In [23]:
import numpy as np 
import matplotlib.pyplot as plt
from tensorflow.keras.models import Sequential
from tensorflow.keras.utils import to_categorical 
from tensorflow.keras.preprocessing.text import Tokenizer
from tensorflow.keras.preprocessing.sequence import pad_sequences
from tensorflow.keras.layers import Embedding, LSTM, Dense, Bidirectional

In [24]:
EMBEDDING_DIM = 100
MAXLEN = 16
TRUNCATING = 'post'
PADDING = 'post'
OOV_TOKEN = "<OOV>"
MAX_EXAMPLES = 160000
TRAINING_SPLIT = 0.9

In [26]:
SONNETS_FILE = '/home/siarhei/Programming/Univer/Koursach/music-applications/text-generator/lyrics-data.txt'

# Read the data
with open(SONNETS_FILE) as f:
    data = f.read()

# Convert to lower case and save as a list
corpus = data.lower().split("\n")

print(f"There are {len(corpus)} lines of sonnets\n")
print(f"The first 5 lines look like this:\n")
for i in range(5):
    print(corpus[i])

There are 283 lines of sonnets

The first 5 lines look like this:

at the library 
don't leave me 
i was there 
disappearing boy 
green day 


In [27]:
tokenizer = Tokenizer()
tokenizer.fit_on_texts(corpus)
total_words = len(tokenizer.word_index) + 1

In [28]:
tokenizer.texts_to_sequences([corpus[27]])
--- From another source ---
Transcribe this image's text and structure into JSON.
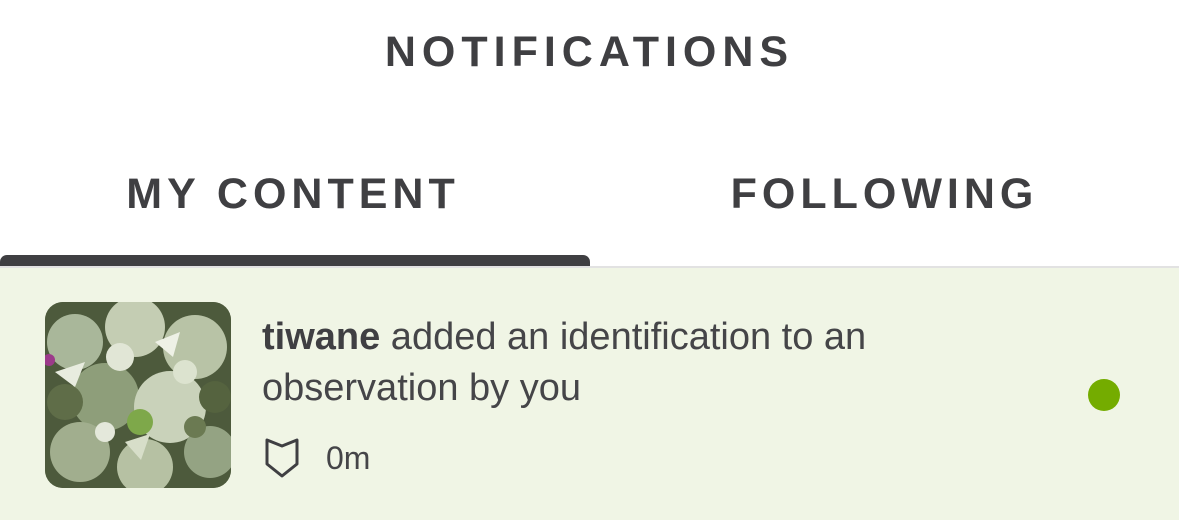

[[1, 7, 41, 1, 7, 41, 41, 122, 19, 104]]

In [30]:
tokenizer.texts_to_sequences([corpus[27]])[0]

[1, 7, 41, 1, 7, 41, 41, 122, 19, 104]

In [31]:
def n_gram_seqs(corpus, tokenizer):
    input_sequences = []
    for line in corpus:
        token_list = tokenizer.texts_to_sequences([line])[0]
        for i in range(1, len(token_list)):
            n_gram_sequence = token_list[:i+1]
            input_sequences.append(n_gram_sequence)
    return input_sequences

In [32]:
first_example_sequence = n_gram_seqs([corpus[27]], tokenizer)
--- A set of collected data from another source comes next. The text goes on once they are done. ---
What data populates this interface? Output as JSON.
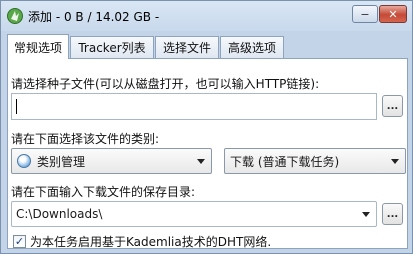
{
  "window": {
    "title": "添加 - 0 B / 14.02 GB -",
    "minimize_label": "−",
    "close_label": "✕"
  },
  "tabs": [
    {
      "label": "常规选项",
      "active": true
    },
    {
      "label": "Tracker列表",
      "active": false
    },
    {
      "label": "选择文件",
      "active": false
    },
    {
      "label": "高级选项",
      "active": false
    }
  ],
  "torrent": {
    "label": "请选择种子文件(可以从磁盘打开，也可以输入HTTP链接):",
    "value": "",
    "browse_label": "..."
  },
  "category": {
    "label": "请在下面选择该文件的类别:",
    "selected": "类别管理",
    "icon": "category-icon",
    "download_type": "下载 (普通下载任务)"
  },
  "save_dir": {
    "label": "请在下面输入下载文件的保存目录:",
    "value": "C:\\Downloads\\",
    "browse_label": "..."
  },
  "dht": {
    "label": "为本任务启用基于Kademlia技术的DHT网络.",
    "checked": true,
    "check_mark": "✓"
  }
}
print("n_gram sequences for first example look like this:\n")
first_example_sequence

n_gram sequences for first example look like this:



[[1, 7],
 [1, 7, 41],
 [1, 7, 41, 1],
 [1, 7, 41, 1, 7],
 [1, 7, 41, 1, 7, 41],
 [1, 7, 41, 1, 7, 41, 41],
 [1, 7, 41, 1, 7, 41, 41, 122],
 [1, 7, 41, 1, 7, 41, 41, 122, 19],
 [1, 7, 41, 1, 7, 41, 41, 122, 19, 104]]

In [33]:
# Test your function with a bigger corpus
next_3_examples_sequence = n_gram_seqs(corpus[1:4], tokenizer)

print("n_gram sequences for next 3 examples look like this:\n")
next_3_examples_sequence

n_gram sequences for next 3 examples look like this:



[[7, 38], [7, 38, 8], [1, 21], [1, 21, 27], [51, 52]]

In [34]:
# Apply the n_gram_seqs transformation to the whole corpus
input_sequences = n_gram_seqs(corpus, tokenizer)

# Save max length 
max_sequence_len = max([len(x) for x in input_sequences])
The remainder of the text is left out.